Characterization, Point of View, and Foreshadowing

Characterization: The process by which a writer makes a character seem real to the reader. Authors have two major methods of presenting characters: showing and telling. Showing allows the author to present a character talking and acting, and lets the reader infer what kind of person the character is. In telling, the author intervenes to describe and sometimes evaluate the character for the reader. Motivated action: the audience is offered reasons for how the character behaves. 
"Violence of temper approaching to mania has been hereditary in the men of the family, and in my stepfather's case it had, I believe, intensified by his long residence in the tropics. A series of disgraceful brawls took place, two of which ended in the police-court, until at last he became the terror of the village, and the folks would fly at his approach, for he is a man of immense strength, and absolutely uncontrollable in his anger" (Doyle, "The Adventure of the Speckled Band," 267).  
"He stepped swiftly forward, seized the poker, and bent it into a curve with his huge brown hands" (Doyle, "The Adventure of the Speckled Band," 274).
Point of View: Refers to who tells the story and how it is told. What we know and how we feel about the events in a work are shaped by the author's choice of point of view. The teller of the story, the narrator, inevitably affects our understanding of the characters' actions by filtering what is told through his or her own perspective.
  • Person- A story can be narrated in the first person singular ("I saw what happened") or first person plural ("We saw what happened").
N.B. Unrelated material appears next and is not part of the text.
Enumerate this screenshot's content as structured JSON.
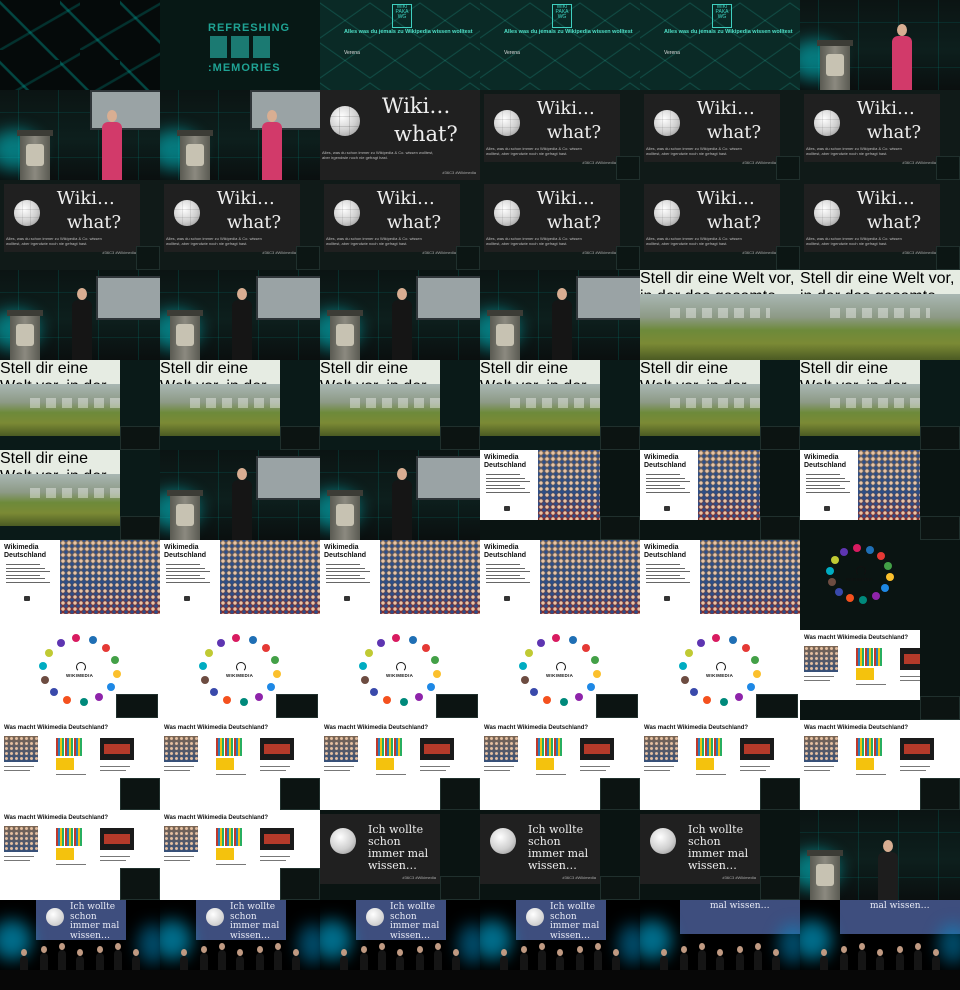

It can also be narrated in the second person ("You saw what happened"). The story can also be told in the third person ("He saw what happened").
  • Perspective- In the single perspective, only the actions of one character are followed; only what occurs in that person's presence is narrated. From the multiple perspective what occurs in the presence of two or more characters is narrated. From the omnipresent perspective, the narrator has access to actions everywhere in the story. 
  • Access- The narrator might have only objective access to occurrences, being able to narrate only actions seen or heard, or the narrator might have subjective access, being able to narrate not only actions and words but the thoughts and emotions of characters as well. 
Foreshadowing: The introduction early in a story of verbal and dramatic hints that suggest what is to come later.  
"Upon closer and more concentrated perusal, I at length concluded to be no more than a single 'S', but an 'S' whose writhing curls seemed almost to grin presumptuously at one, an 'S' which seemed to be constructed of little else than these grins" (Russell, "Sardonicus" 435). 
"True!--nervous--very, very dreadfully nervous I had been and am; but why will you say that I am mad? The disease had sharpened my senses --not destroyed --not dulled them. Above all was the sense of hearing acute. I heard all things in the heaven and in the earth. I heard many things in hell" (Poe, "The Tell-Tale Heart").